At the Security Roundtable at the UKOUG Tech 2014, an important topic was how we can convince organizations to work on improving security. This is a continuation of the blogpost series “How can we sell security”. Only this third part grew so long, I had to break it up in parts.
In the last blogpost I’ve discussed how presentation techniques can help you to bring security in the spotlights. And if you followed all my advice in that blogpost, it was a lot of work, wasn’t it? How about we use psychology in our advantage this time? Hackers do it. They use social engineering to gain access to computers. Can we hack influence to improve security?
Well maybe we can. Robert Cialdini, professor at Arizona State University, did research on persuasion and marketing and found that people sometimes blindly follow certain patterns when “triggered” in a certain way. And he wrote about it, already in 1984, in a book called Influence., and this book is already in its 5th edition. Cialdini not only tells how you can influence people, but also tells how you get influenced. For that reason alone it’s a worthwhile read.
According to Cialdini there are six principles of gaining influence:
- Reciprocity. (We generally aim to return favors).
- Commitment and consistency. (People have a deep desire to be consistent. Once someone identifies with improving security, they tend to consistently keep doing so.)
- Social proof. (“If everybody does X, we can’t be left behind”)
- Liking. (We’re more influenced by people we like.)
- Authority. (“Gartner/the Queen/an Oracle ACE/a Nobel prize winner told so”)
- Scarcity. (If Amazon says there is only one item left, you’re more likely to buy.)
I’ve been thinking how these six principles could work in our favour. In this blogpost I discuss two of them. Are you ready to become a bit more manipulative?
Christmas is a great time for reciprocity. Maybe you’ve received a christmas card last christmas from people you didn’t send one. If you’ve felt the need to send a (belated) card back, you might have felt the need for reciprocity.
You could call reciprocity “tit for tat”, but it’s more complex than that. In research it has been shown that if people receive a gift, they can feel obliged to pay back this as were it a debt. There are many examples of this. Companies that send a generous amounts of free samples, often thrive because this triggers an indebtness factor in many people who received the samples.

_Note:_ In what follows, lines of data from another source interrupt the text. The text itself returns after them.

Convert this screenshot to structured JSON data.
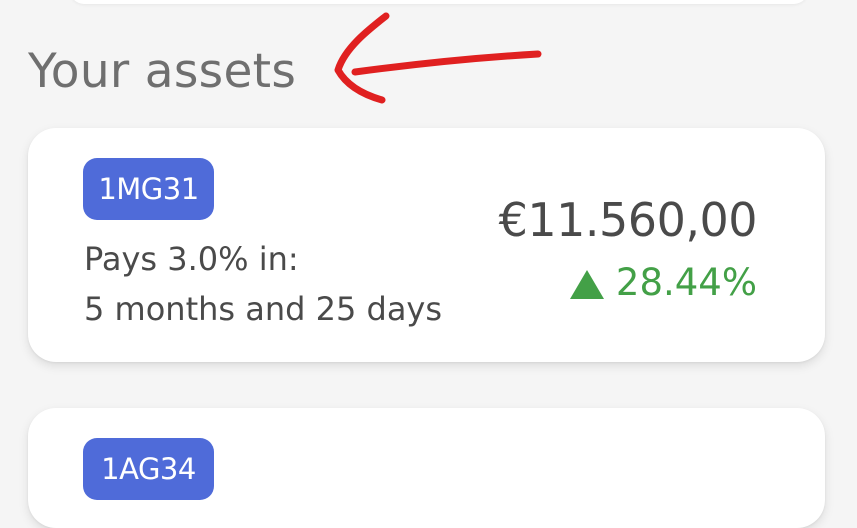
{
  "section": {
    "title": "Your assets"
  },
  "assets": [
    {
      "code": "1MG31",
      "pay_text": "Pays 3.0% in:",
      "time_text": "5 months and 25 days",
      "amount": "€11.560,00",
      "change": "28.44%",
      "trend_icon": "up-triangle-icon"
    },
    {
      "code": "1AG34"
    }
  ],
  "colors": {
    "background": "#f5f5f5",
    "badge": "#4f6bd9",
    "positive": "#43a047",
    "annotation": "#e02020",
    "text": "#4a4a4a",
    "title": "#6f6f6f"
  }
}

At first I had a hard time to come up with a resounding way how this could work for improving security. There should be a gift that can’t be considered as just “part of your job description” and should correspond well with gaining approval for security improvements.
To the receiver it has to feel as a gift. If you helped your company by take the on-call shift for two months (good grief!), you might think that was a gift, but your manager might have thought it was business as usual. A cake might be a gift, but your boss might not see how that applies to security.
But a book might just be the gift you’re looking for. Buy your manager “Ghost in the Wires” by Kevin Mitnick (a great thriller based on real life) or “Little Brother” by Cory Doctorow (great fiction that is real enought to be true) to get them more in the hackers mentality. If Hare Krishna gain influence (funding) by giving away books, why shouldn’t you? Make sure it feels like a gift to them though and not a political statement.
(I’ve given copies of “Drive” by Daniel Pink for all managers at my previous employer. Ten copies of Drive at Amazon.com set me back 59 dollars, but if I can buy informed management with that – and with that a better place to work, it’s worth it to me. They also bought me dinner at UKOUG Tech 2014. It wasn’t why I did it, but hey).
Commitment and consistency
Imagine this scenario. You know your organization has security issues, but instead of arguing with your manager about approval, time and resources, you do none of that. Instead, you give him or her a badge or pin with a text on it, like “I support security improvements”. You say “You know, security is so important these days. So many companies get hacked and their data compromized. Would you wear this badge for two weeks to show your support for the good cause?”
That would change nothing to your cause, or would it? Well, you’d be surprised. Because research shows that committing to such a small and simple thing as wearing a badge, can easily lead to a self-image “I do support security improvements” (and I show it) and eventually to consistency: “If I’m someone who supports security improvements, I should support this project”.
Psychologists Jonathan Freedman and Scott Fraser have shown that this works. They went door to door to ask if people would allow a large billboard in their yard saying “DRIVE CAREFULLY”. As you can imagine, very few homeowners would allow such a thing: 17% to be precise. But of another group of homeowners a whopping 76% said “Yes”. How? Two weeks earlier they were asked if they would allow a small 7 cm sign that said “BE A CAREFULL DRIVER”. This request was so small and reasonable, that almost everyone agreed.
When I though about it, I was suddenly reminded of a campaign at my company, Rabobank, were they asked if you wanted to be photographed as “being a security officer”. Such a small request. Why not? Looks like our (real) security officers read Influence also?